En conséquence, la demande en partage formulée par Mme [R] est irrecevable et le jugement sera confirmé de ce chef.
Sur les demandes subséquentes de Mme [R]':
Outre sa demande en partage judiciaire, Mme [R] formule en appel de nombreuses demandes qu’elle n’avait pas présentées en première instance, concernant':
— la désignation d’un notaire et d’un juge commis';
— «'l’allotissement'» de Mme [R] de certains biens sur lesquels elle prétend qu’un accord avait été trouvé avec son frère le 31 mars 2010';
— l’attribution à son profit de certains biens restant indivis';
— et le rapport à la succession des parents [R] (sic) de sommes d’argent ou d’avantages dont son frère aurait bénéficié et dont les montants sont différents de ceux demandés devant le tribunal.
Dans le cadre du partage, des demandes nouvelles peuvent être présentées en appel dès lors que chacune des parties est respectivement demanderesse et défenderesse quant à l’établissement de l’actif et du passif, de telle sorte que toute’demande doit être considérée comme une défense à la prétention adverse.
Cependant, la demande en partage étant elle-même irrecevable, toutes ces demandes sont dès lors sans objet.
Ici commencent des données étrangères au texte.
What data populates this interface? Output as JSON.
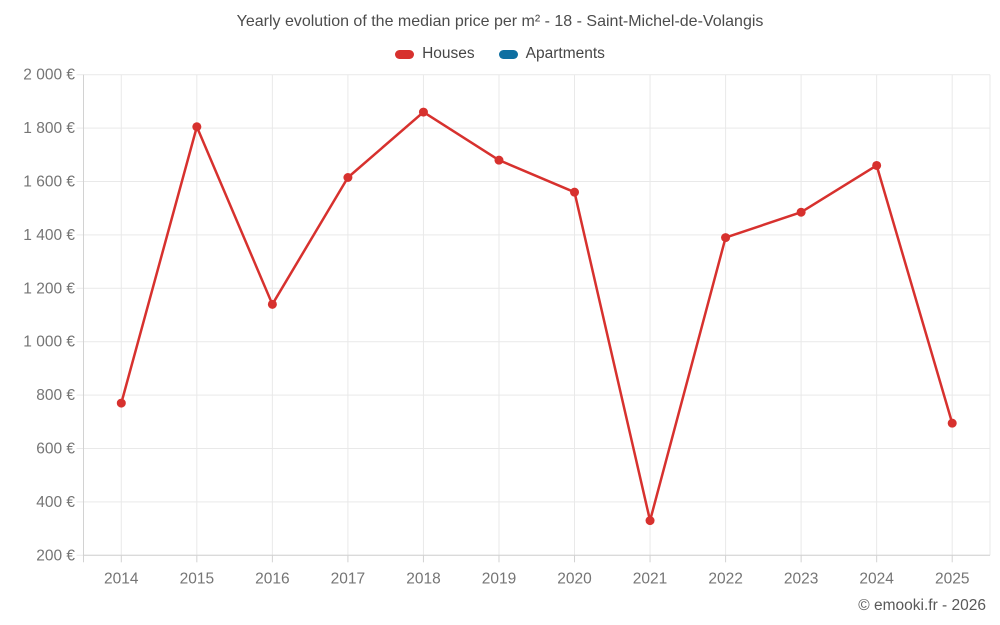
{
  "chart_data": {
    "type": "line",
    "title": "Yearly evolution of the median price per m² - 18 - Saint-Michel-de-Volangis",
    "categories": [
      "2014",
      "2015",
      "2016",
      "2017",
      "2018",
      "2019",
      "2020",
      "2021",
      "2022",
      "2023",
      "2024",
      "2025"
    ],
    "series": [
      {
        "name": "Houses",
        "color": "#d7312e",
        "visible": true,
        "values": [
          770,
          1805,
          1140,
          1615,
          1860,
          1680,
          1560,
          330,
          1390,
          1485,
          1660,
          695
        ]
      },
      {
        "name": "Apartments",
        "color": "#0e6fa1",
        "visible": false,
        "values": []
      }
    ],
    "xlabel": "",
    "ylabel": "",
    "ylim": [
      200,
      2000
    ],
    "ytick_step": 200,
    "y_tick_suffix": "€",
    "grid": true,
    "legend_position": "top"
  },
  "footer": {
    "copyright": "© emooki.fr - 2026"
  },
  "colors": {
    "grid": "#e9e9e9",
    "axis": "#d2d2d2",
    "tick_text": "#757575",
    "title_text": "#4c4c4c",
    "legend_text": "#464646",
    "copyright_text": "#595959",
    "background": "#ffffff"
  }
}
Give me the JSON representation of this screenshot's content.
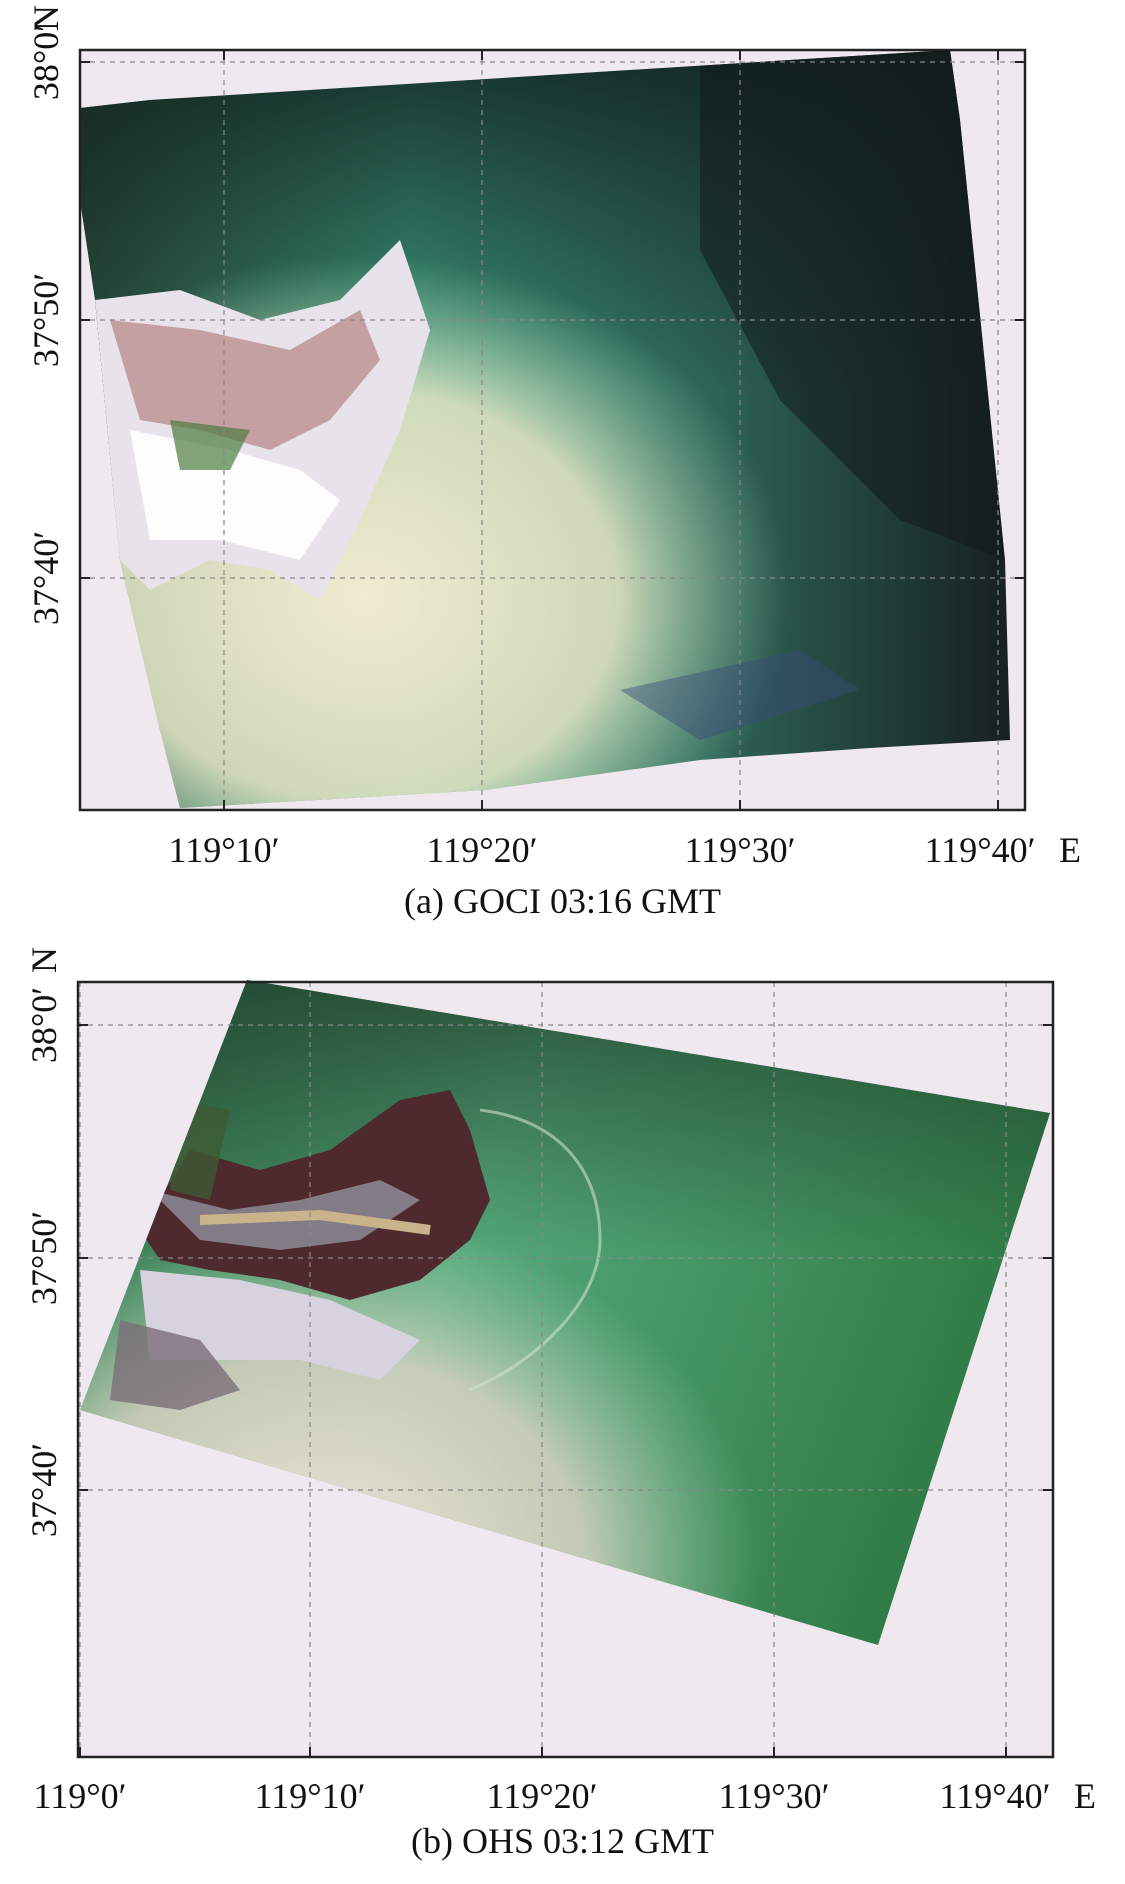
{
  "panels": [
    {
      "caption": "(a) GOCI 03:16 GMT",
      "x_ticks": [
        "119°10′",
        "119°20′",
        "119°30′",
        "119°40′"
      ],
      "x_unit": "E",
      "y_ticks": [
        "38°0′",
        "37°50′",
        "37°40′"
      ],
      "y_unit": "N"
    },
    {
      "caption": "(b) OHS 03:12 GMT",
      "x_ticks": [
        "119°0′",
        "119°10′",
        "119°20′",
        "119°30′",
        "119°40′"
      ],
      "x_unit": "E",
      "y_ticks": [
        "38°0′",
        "37°50′",
        "37°40′"
      ],
      "y_unit": "N"
    }
  ],
  "colors": {
    "background": "#efe8ee",
    "deep_water": "#1b2624",
    "turbid_water": "#3fa07e",
    "sediment": "#e9e3c8",
    "land_dark": "#5a2a2a",
    "tidal_flat": "#d9d3dc",
    "grid": "#888888",
    "frame": "#222222"
  }
}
Sur les demandes accessoires':
Aux termes de l’article 696 du code de procédure civile, la partie perdante est condamnée aux dépens, à moins que le juge, par décision motivée, n’en mette la totalité ou une fraction à la charge d’une autre partie.
Mme [N] [R], qui succombe en ses demandes devant la cour, sera condamnée aux dépens d’appel, le jugement étant par ailleurs confirmé quant à sa condamnation aux dépens de première instance.
En vertu de l’article 700 du code de procédure civile, le juge condamne la partie tenue aux dépens ou la partie perdante, à payer à l’autre partie la somme qu’il détermine au titre des frais exposés non compris dans les dépens.
'
Compte tenu de l’équité, Mme [R] sera condamnée, en application des dispositions de l’article 700 du code de procédure civile, à payer à la commune une somme de 1 000 euros.
Le jugement sera sur ce point confirmé sur sa condamnation en première instance.
PAR CES MOTIFS,
La cour, statuant publiquement, dans les limites de l’appel, par décision contradictoire en dernier ressort,
Confirme le jugement rendu par le tribunal judiciaire de Paris le 13 juillet 2023 en tous ses chefs dévolus à la cour';
Déclare sans objet les demandes subséquentes présentées par Mme [N] [R] s’inscrivant dans le cadre des opérations de partage';
Condamne Mme [N] [R] aux dépens d’appel';
Condamne Mme [N] [R] à payer à la [38] [Localité 37] la somme de 1 000 euros en application de l’article 700 du code de procédure civile.